Heading to a dinner tonight at my church where the winner of Season 2 is the keynote speaker. I'll let you all know how it goes.


----------



## MonstersAreReal (Jan 23, 2017)

I loved Callie. The natural poultice she made for three recluse bites was unbelievable. When she tapped out I thought she was joking again.

Not sure who I am rooting for now. Maybe the guy who almost got a boar?


----------



## csi-tech (Apr 13, 2013)

Yeah, I like the boat builder now I guess.


----------



## Tennessee (Feb 1, 2014)

I’m finding the show a bit of a disappointment. I’m not sure where they get these folks but give me a break. The guy with the bow and in 60 days he hasn’t shot anything and now he can’t even string the dam thing! I’m pulling for one of the ladies; I can’t stand all the wining men.

I hope all this wining is for the camera and they are not like this in real life.


----------



## csi-tech (Apr 13, 2013)

I think pigs are generally nocturnal and I've never seen anyone kill one of them with a bow. Game is pretty scarce there evidently but still.
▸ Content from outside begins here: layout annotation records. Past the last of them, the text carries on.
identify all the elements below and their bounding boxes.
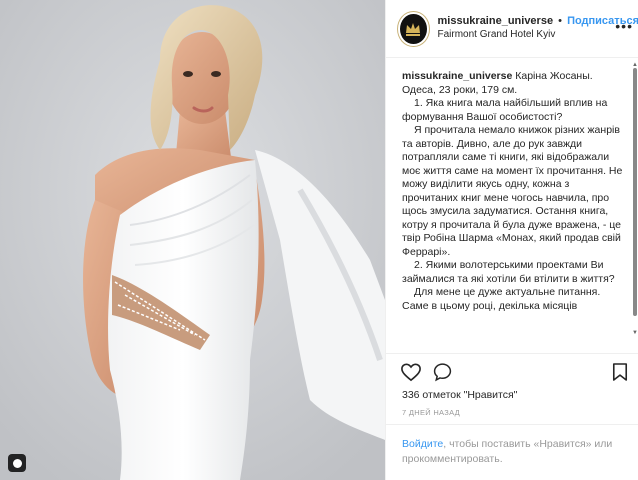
- post-timestamp[interactable]: 7 ДНЕЙ НАЗАД: [402, 408, 460, 417]
- ellipsis-icon[interactable]: •••: [615, 18, 633, 34]
- post-photo[interactable]: [0, 0, 385, 480]
- caption-line-name: Каріна Жосаны.: [515, 70, 593, 82]
- post-side-panel: missukraine_universe • Подписаться Fairm…: [385, 0, 638, 480]
- login-prompt: Войдите, чтобы поставить «Нравится» или …: [386, 424, 638, 480]
- caption-answer-2: Для мене це дуже актуальне питання. Саме…: [402, 286, 601, 312]
- post-caption: missukraine_universe Каріна Жосаны. Одес…: [386, 59, 638, 354]
- model-photo-illustration: [0, 0, 385, 480]
- avatar[interactable]: [398, 11, 429, 46]
- caption-username[interactable]: missukraine_universe: [402, 70, 512, 82]
- tagged-user-icon[interactable]: [8, 454, 26, 472]
- location-link[interactable]: Fairmont Grand Hotel Kyiv: [438, 29, 638, 42]
- post-actions: [400, 362, 630, 384]
- comment-bubble-icon[interactable]: [432, 362, 453, 382]
- likes-count[interactable]: 336 отметок "Нравится": [402, 389, 517, 401]
- scroll-down-arrow-icon[interactable]: ▼: [632, 330, 638, 336]
- caption-question-2: 2. Якими волотерськими проектами Ви займ…: [402, 259, 615, 285]
- header-username[interactable]: missukraine_universe: [438, 15, 554, 27]
- login-link[interactable]: Войдите: [402, 438, 443, 450]
- crown-logo-icon: [406, 22, 421, 36]
- caption-scrollbar[interactable]: ▲ ▼: [632, 62, 638, 336]
- header-separator: •: [558, 15, 562, 28]
- caption-answer-1: Я прочитала немало книжок різних жанрів …: [402, 124, 623, 258]
- caption-line-info: Одеса, 23 роки, 179 см.: [402, 83, 518, 96]
- caption-question-1: 1. Яка книга мала найбільший вплив на фо…: [402, 97, 608, 123]
- heart-icon[interactable]: [400, 362, 422, 382]
- scrollbar-thumb[interactable]: [633, 68, 637, 316]
- bookmark-icon[interactable]: [612, 362, 628, 382]
- post-header: missukraine_universe • Подписаться Fairm…: [386, 0, 638, 58]
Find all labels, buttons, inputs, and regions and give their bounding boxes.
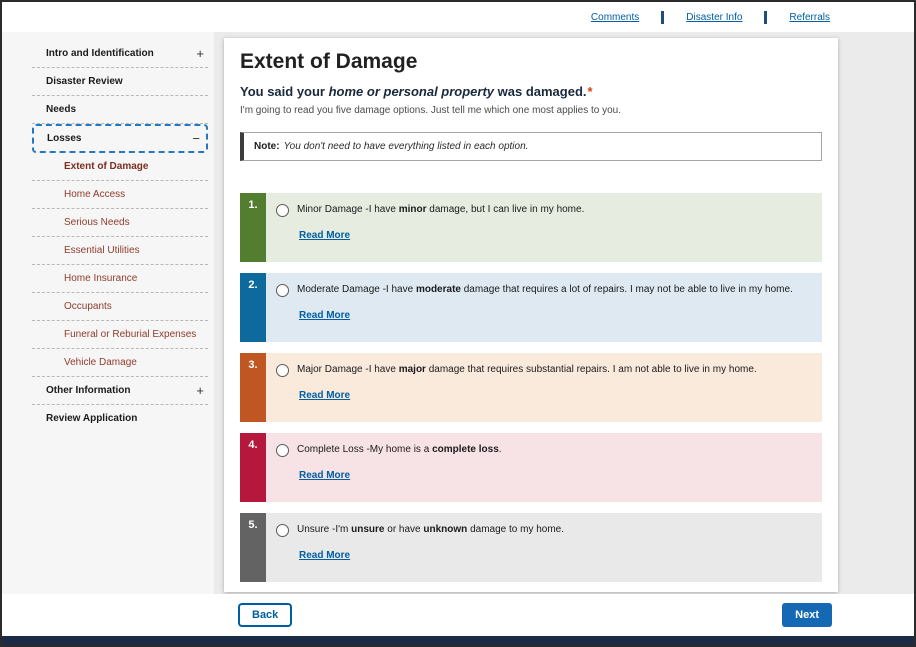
sidebar-item-intro-and-identification[interactable]: Intro and Identification + [32, 40, 208, 68]
note-box: Note: You don't need to have everything l… [240, 132, 822, 161]
note-text: You don't need to have everything listed… [284, 141, 529, 152]
top-link-referrals[interactable]: Referrals [789, 12, 830, 23]
sidebar-item-label: Losses [47, 133, 81, 144]
link-separator [764, 11, 767, 24]
option-text: Complete Loss -My home is a complete los… [297, 443, 502, 457]
damage-option-unsure: 5. Unsure -I'm unsure or have unknown da… [240, 513, 822, 582]
top-navigation: Comments Disaster Info Referrals [2, 2, 914, 32]
back-button[interactable]: Back [238, 603, 292, 627]
read-more-link[interactable]: Read More [299, 390, 350, 401]
option-number: 5. [240, 513, 266, 582]
top-link-disaster-info[interactable]: Disaster Info [686, 12, 742, 23]
main-content: Extent of Damage You said your home or p… [224, 38, 838, 592]
next-button[interactable]: Next [782, 603, 832, 627]
damage-option-major: 3. Major Damage -I have major damage tha… [240, 353, 822, 422]
option-text: Minor Damage -I have minor damage, but I… [297, 203, 584, 217]
damage-options-list: 1. Minor Damage -I have minor damage, bu… [240, 193, 822, 582]
sidebar-item-disaster-review[interactable]: Disaster Review [32, 68, 208, 96]
note-label: Note: [254, 141, 280, 152]
option-number: 2. [240, 273, 266, 342]
option-number: 1. [240, 193, 266, 262]
sidebar-nav: Intro and Identification + Disaster Revi… [32, 40, 208, 432]
radio-button-moderate-damage[interactable] [276, 284, 289, 297]
radio-button-complete-loss[interactable] [276, 444, 289, 457]
radio-button-minor-damage[interactable] [276, 204, 289, 217]
radio-button-unsure[interactable] [276, 524, 289, 537]
instruction-text: I'm going to read you five damage option… [240, 105, 822, 116]
sidebar-item-label: Disaster Review [46, 76, 123, 87]
sidebar-item-label: Intro and Identification [46, 48, 154, 59]
option-text: Major Damage -I have major damage that r… [297, 363, 757, 377]
sidebar-subitem-home-insurance[interactable]: Home Insurance [32, 265, 208, 293]
required-asterisk: * [588, 84, 593, 99]
sidebar-item-review-application[interactable]: Review Application [32, 405, 208, 432]
option-text: Moderate Damage -I have moderate damage … [297, 283, 793, 297]
sidebar-subitem-essential-utilities[interactable]: Essential Utilities [32, 237, 208, 265]
sidebar-subitem-home-access[interactable]: Home Access [32, 181, 208, 209]
option-number: 4. [240, 433, 266, 502]
damage-option-minor: 1. Minor Damage -I have minor damage, bu… [240, 193, 822, 262]
read-more-link[interactable]: Read More [299, 310, 350, 321]
collapse-icon[interactable]: − [192, 134, 200, 144]
sidebar-subitem-funeral-or-reburial-expenses[interactable]: Funeral or Reburial Expenses [32, 321, 208, 349]
sidebar-item-label: Review Application [46, 413, 137, 424]
read-more-link[interactable]: Read More [299, 230, 350, 241]
action-bar: Back Next [2, 594, 914, 636]
link-separator [661, 11, 664, 24]
sidebar-item-losses[interactable]: Losses − [32, 124, 208, 153]
read-more-link[interactable]: Read More [299, 550, 350, 561]
footer-strip [2, 636, 914, 645]
sidebar-item-other-information[interactable]: Other Information + [32, 377, 208, 405]
sidebar-item-label: Needs [46, 104, 76, 115]
radio-button-major-damage[interactable] [276, 364, 289, 377]
option-text: Unsure -I'm unsure or have unknown damag… [297, 523, 564, 537]
expand-icon[interactable]: + [196, 49, 204, 59]
sidebar-panel: Intro and Identification + Disaster Revi… [2, 32, 214, 594]
page-title: Extent of Damage [240, 50, 822, 74]
damage-statement: You said your home or personal property … [240, 84, 822, 99]
sidebar-subitem-vehicle-damage[interactable]: Vehicle Damage [32, 349, 208, 377]
expand-icon[interactable]: + [196, 386, 204, 396]
damage-option-moderate: 2. Moderate Damage -I have moderate dama… [240, 273, 822, 342]
sidebar-subitem-occupants[interactable]: Occupants [32, 293, 208, 321]
option-number: 3. [240, 353, 266, 422]
sidebar-item-needs[interactable]: Needs [32, 96, 208, 124]
top-link-comments[interactable]: Comments [591, 12, 639, 23]
sidebar-item-label: Other Information [46, 385, 130, 396]
sidebar-subitem-extent-of-damage[interactable]: Extent of Damage [32, 153, 208, 181]
damage-option-complete-loss: 4. Complete Loss -My home is a complete … [240, 433, 822, 502]
app-window: Comments Disaster Info Referrals Intro a… [0, 0, 916, 647]
read-more-link[interactable]: Read More [299, 470, 350, 481]
sidebar-subitem-serious-needs[interactable]: Serious Needs [32, 209, 208, 237]
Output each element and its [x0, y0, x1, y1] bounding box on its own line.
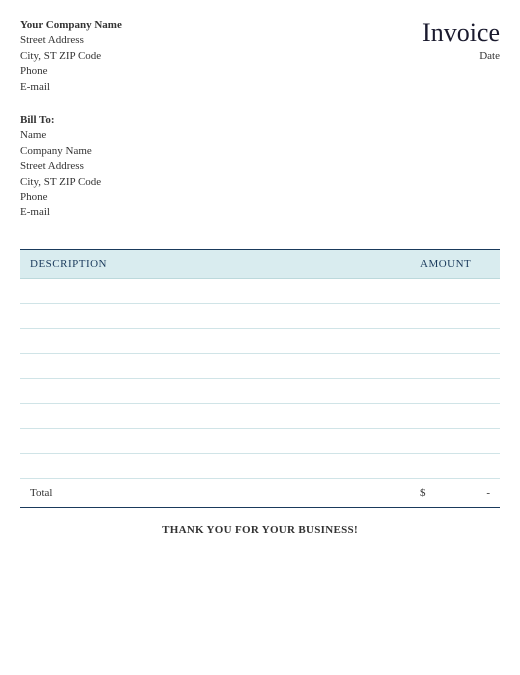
cell-description — [20, 428, 410, 453]
total-amount-cell: $ - — [410, 478, 500, 507]
total-currency: $ — [420, 487, 426, 499]
total-row: Total $ - — [20, 478, 500, 507]
cell-description — [20, 453, 410, 478]
document-title: Invoice — [422, 18, 500, 48]
date-label: Date — [422, 50, 500, 62]
total-label: Total — [20, 478, 410, 507]
billto-email: E-mail — [20, 205, 500, 220]
table-row — [20, 403, 500, 428]
table-row — [20, 328, 500, 353]
cell-amount — [410, 278, 500, 303]
cell-amount — [410, 353, 500, 378]
company-phone: Phone — [20, 64, 122, 79]
billto-name: Name — [20, 128, 500, 143]
billto-citystzip: City, ST ZIP Code — [20, 175, 500, 190]
col-description-header: DESCRIPTION — [20, 249, 410, 278]
table-row — [20, 428, 500, 453]
company-email: E-mail — [20, 80, 122, 95]
cell-description — [20, 353, 410, 378]
billto-phone: Phone — [20, 190, 500, 205]
cell-description — [20, 328, 410, 353]
billto-street: Street Address — [20, 159, 500, 174]
billto-heading: Bill To: — [20, 113, 500, 128]
cell-amount — [410, 328, 500, 353]
cell-description — [20, 403, 410, 428]
cell-amount — [410, 453, 500, 478]
table-row — [20, 303, 500, 328]
invoice-table: DESCRIPTION AMOUNT Total $ - — [20, 249, 500, 508]
cell-description — [20, 278, 410, 303]
cell-amount — [410, 403, 500, 428]
cell-amount — [410, 378, 500, 403]
table-header-row: DESCRIPTION AMOUNT — [20, 249, 500, 278]
cell-description — [20, 303, 410, 328]
thanks-message: THANK YOU FOR YOUR BUSINESS! — [20, 524, 500, 536]
company-citystzip: City, ST ZIP Code — [20, 49, 122, 64]
title-block: Invoice Date — [422, 18, 500, 62]
cell-amount — [410, 428, 500, 453]
company-name: Your Company Name — [20, 18, 122, 33]
company-block: Your Company Name Street Address City, S… — [20, 18, 122, 95]
table-row — [20, 278, 500, 303]
billto-company: Company Name — [20, 144, 500, 159]
table-row — [20, 453, 500, 478]
table-row — [20, 353, 500, 378]
company-street: Street Address — [20, 33, 122, 48]
header: Your Company Name Street Address City, S… — [20, 18, 500, 95]
total-value: - — [486, 487, 490, 499]
table-row — [20, 378, 500, 403]
cell-amount — [410, 303, 500, 328]
cell-description — [20, 378, 410, 403]
col-amount-header: AMOUNT — [410, 249, 500, 278]
billto-block: Bill To: Name Company Name Street Addres… — [20, 113, 500, 221]
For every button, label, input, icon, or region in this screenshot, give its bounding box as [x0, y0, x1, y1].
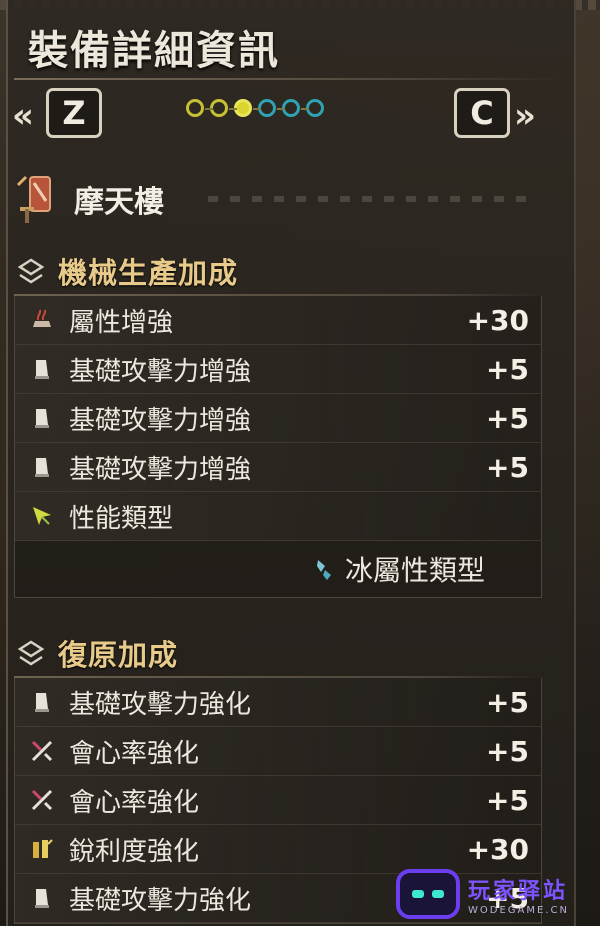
page-dot: [186, 99, 204, 117]
site-watermark: 玩家驿站 WODEGAME.CN: [396, 866, 592, 922]
page-indicator: [186, 99, 324, 117]
next-arrow-icon: »: [514, 96, 536, 136]
bonus-value: +30: [466, 832, 529, 866]
great-sword-icon: [8, 173, 60, 225]
watermark-logo-icon: [396, 869, 460, 919]
bonus-value: +30: [466, 303, 529, 337]
attack-boost-icon: [27, 687, 57, 717]
bonus-value: +5: [486, 783, 529, 817]
affinity-icon: [27, 736, 57, 766]
page-dot-current: [229, 99, 252, 117]
list-item: 基礎攻擊力強化 +5: [15, 678, 541, 727]
bonus-section-icon: [16, 638, 46, 668]
machine-bonus-list: 屬性增強 +30 基礎攻擊力增強 +5 基礎攻擊力增強 +5 基礎攻擊力增強 +…: [14, 296, 542, 598]
list-item: 會心率強化 +5: [15, 776, 541, 825]
attack-boost-icon: [27, 403, 57, 433]
bonus-section-icon: [16, 256, 46, 286]
section-title: 機械生產加成: [58, 256, 239, 290]
bonus-value: +5: [486, 352, 529, 386]
bonus-label: 屬性增強: [69, 307, 174, 338]
bonus-label: 基礎攻擊力增強: [69, 454, 252, 485]
sharpness-icon: [27, 834, 57, 864]
title-divider: [14, 78, 560, 80]
section-header-machine-bonus: 機械生產加成: [16, 250, 238, 292]
bonus-value: +5: [486, 685, 529, 719]
bonus-value: +5: [486, 450, 529, 484]
element-boost-icon: [27, 305, 57, 335]
weapon-name-decoration: [208, 196, 528, 202]
bonus-label: 基礎攻擊力增強: [69, 405, 252, 436]
bonus-label: 會心率強化: [69, 738, 200, 769]
section-header-restore-bonus: 復原加成: [16, 632, 178, 674]
attack-boost-icon: [27, 883, 57, 913]
attack-boost-icon: [27, 354, 57, 384]
performance-type-icon: [27, 501, 57, 531]
list-item: 基礎攻擊力增強 +5: [15, 394, 541, 443]
watermark-text: 玩家驿站: [468, 878, 569, 904]
page-dot: [253, 99, 276, 117]
bonus-value: +5: [486, 734, 529, 768]
page-title: 裝備詳細資訊: [28, 28, 280, 74]
bonus-label: 銳利度強化: [69, 836, 200, 867]
list-item: 基礎攻擊力增強 +5: [15, 345, 541, 394]
bonus-label: 性能類型: [69, 503, 174, 534]
weapon-name: 摩天樓: [74, 185, 164, 220]
page-dot: [301, 99, 324, 117]
bonus-label: 基礎攻擊力強化: [69, 689, 252, 720]
list-item: 基礎攻擊力增強 +5: [15, 443, 541, 492]
bonus-label: 基礎攻擊力增強: [69, 356, 252, 387]
list-item-sub: 冰屬性類型: [15, 541, 541, 597]
attack-boost-icon: [27, 452, 57, 482]
page-dot: [277, 99, 300, 117]
prev-page-key-button[interactable]: Z: [46, 88, 102, 138]
bonus-label: 會心率強化: [69, 787, 200, 818]
list-item: 屬性增強 +30: [15, 296, 541, 345]
list-item: 性能類型: [15, 492, 541, 541]
watermark-subtext: WODEGAME.CN: [468, 904, 569, 916]
affinity-icon: [27, 785, 57, 815]
list-item: 會心率強化 +5: [15, 727, 541, 776]
next-page-key-button[interactable]: C: [454, 88, 510, 138]
ice-element-icon: [309, 554, 339, 584]
weapon-header: 摩天樓: [8, 168, 528, 230]
page-dot: [205, 99, 228, 117]
prev-arrow-icon: «: [12, 96, 34, 136]
bonus-value: +5: [486, 401, 529, 435]
section-title: 復原加成: [58, 638, 179, 672]
element-type-label: 冰屬性類型: [344, 554, 485, 587]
This show is indicative of a greater problem: The emasculation of America. I have seen far too many demure and effeminate men these days. Be it far from me to imply that every man has to be like Gaston in Beauty and the beast but dam!


----------



## warrior4 (Oct 16, 2013)

I haven't been able to watch the current season so I'll take your collective words about how its going. The dinner I went to last Friday was quite good. Mind you it was at my church, and he was speaking to an overwhelmingly Christian audience. His main focus was that he wouldn't have been able to win let alone survive without strength from God and the daily praying he did. He kept saying he was never alone while on Vancouver Island which is why he was able to achieve what he did on the show.


----------